People with complete ais appear visibly female. Often they don't know anything is different until they undergo medical investigations when their periods don't start. Their chromosomes may be male but they are brought up female, present as female to the outside world and will see themselves as female. I assume you are not suggesting that they suddenly start using the gents?
 

AuroraSaab

Legendary Member
No, of course not, if they have been raised as female. The point is that sex is binary and the existence of people with disorders of sexual development, which are rare, do not prove that sex is a spectrum. Similarly, the fact that children are very occasionally born with only one leg does not mean we are not a race of bi peds.
 

swansonj

Regular
No, of course not, if they have been raised as female. The point is that sex is binary and the existence of people with disorders of sexual development, which are rare, do not prove that sex is a spectrum. Similarly, the fact that children are very occasionally born with only one leg does not mean we are not a race of bi peds.
..... My perspective is that it's a human trait - I would say weakness - to want to fit everything into neat categories. But the universe ain't like that.....
 

AuroraSaab

Legendary Member

I think the world is a material place and things actually fall into meaningful categories pretty easily. The nature of a category is that it includes some things and excludes others. You could argue whether a tomato is a vegetable I suppose, but I think the male/female divide is easier to discern.

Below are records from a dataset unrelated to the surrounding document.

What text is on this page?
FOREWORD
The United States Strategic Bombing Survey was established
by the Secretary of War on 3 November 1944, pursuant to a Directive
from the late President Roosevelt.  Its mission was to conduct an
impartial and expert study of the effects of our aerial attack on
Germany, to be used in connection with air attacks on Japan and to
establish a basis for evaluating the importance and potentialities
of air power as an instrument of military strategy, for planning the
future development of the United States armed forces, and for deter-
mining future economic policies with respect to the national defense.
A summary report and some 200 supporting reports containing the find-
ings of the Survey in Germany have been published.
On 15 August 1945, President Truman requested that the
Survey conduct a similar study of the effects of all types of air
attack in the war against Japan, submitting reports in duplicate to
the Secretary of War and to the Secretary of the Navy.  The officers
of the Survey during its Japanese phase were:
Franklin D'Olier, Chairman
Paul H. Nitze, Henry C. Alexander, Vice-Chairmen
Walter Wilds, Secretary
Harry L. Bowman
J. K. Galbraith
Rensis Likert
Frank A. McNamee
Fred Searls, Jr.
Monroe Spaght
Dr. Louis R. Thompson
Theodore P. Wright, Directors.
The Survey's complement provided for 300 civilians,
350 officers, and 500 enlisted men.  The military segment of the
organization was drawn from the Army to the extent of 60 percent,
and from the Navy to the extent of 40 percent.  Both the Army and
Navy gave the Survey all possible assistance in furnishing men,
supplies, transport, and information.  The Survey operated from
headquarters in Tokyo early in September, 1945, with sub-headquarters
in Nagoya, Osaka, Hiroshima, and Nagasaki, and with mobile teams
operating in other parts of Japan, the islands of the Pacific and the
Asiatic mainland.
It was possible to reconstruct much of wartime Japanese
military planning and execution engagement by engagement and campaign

You could argue that it's not helpful to put things in categories, but in the case of the sex binary it's very important to acknowledge that the category of female is different to the category of male because women are oppressed on the basis of being in the female category. Changing the meaning of words won't change that. Female oppression won't stop simply because we include men in the female sex category. In fact, including them is just further oppression.
 

qigong chimp

Settler of gobby hash.
Has the rise (if there is one) in identity politics (if such it is) anything to do with our broader disempowerment under late capitalism?
 

PK99

Regular
. You could argue whether a tomato is a vegetable I suppose, but I think the male/female divide is easier to discern.

Actually, that is a neat example, as a Tomato can be both.

In botanical (ie scientific) terms a Tomato is unequivocally a fruit. As are: avocado, olives, pumpkin, tomato, sweetcorn, courgette, cucumber, green peas, chili, aubergine. All are the seed-bearing, reproductive, product growing from the fruit of a plant

In nutrition or culinary terms (ie practical usage), a Tomato is a vegetable based on flavour profiles and usage
 

mudsticks

Squire
Is the average trans woman more or less oppressed than the average female woman (to use an inelegant phrase)?

All these safe spaces and single sex facilities, wouldn't be nearly so necessary if there wasn't so much oppression, and violence against any women in the first place.

Your average 'transwomen' will see this soon enough once she starts living as a woman.

I can't speak for the trans or binary people I have in my life.

But I think most of them recognise this.
 

BoldonLad

Old man on a bike. Not a member of a clique.
Location
South Tyneside
I am almost totally ignorant on this subject, hence, I have not commented. I have read, with interest. But....

Out of interest.

Most, if not all, of this thread is about Trans men, wanting to identify as women. Does the reverse exist, ie, trans women wanting to identify as men?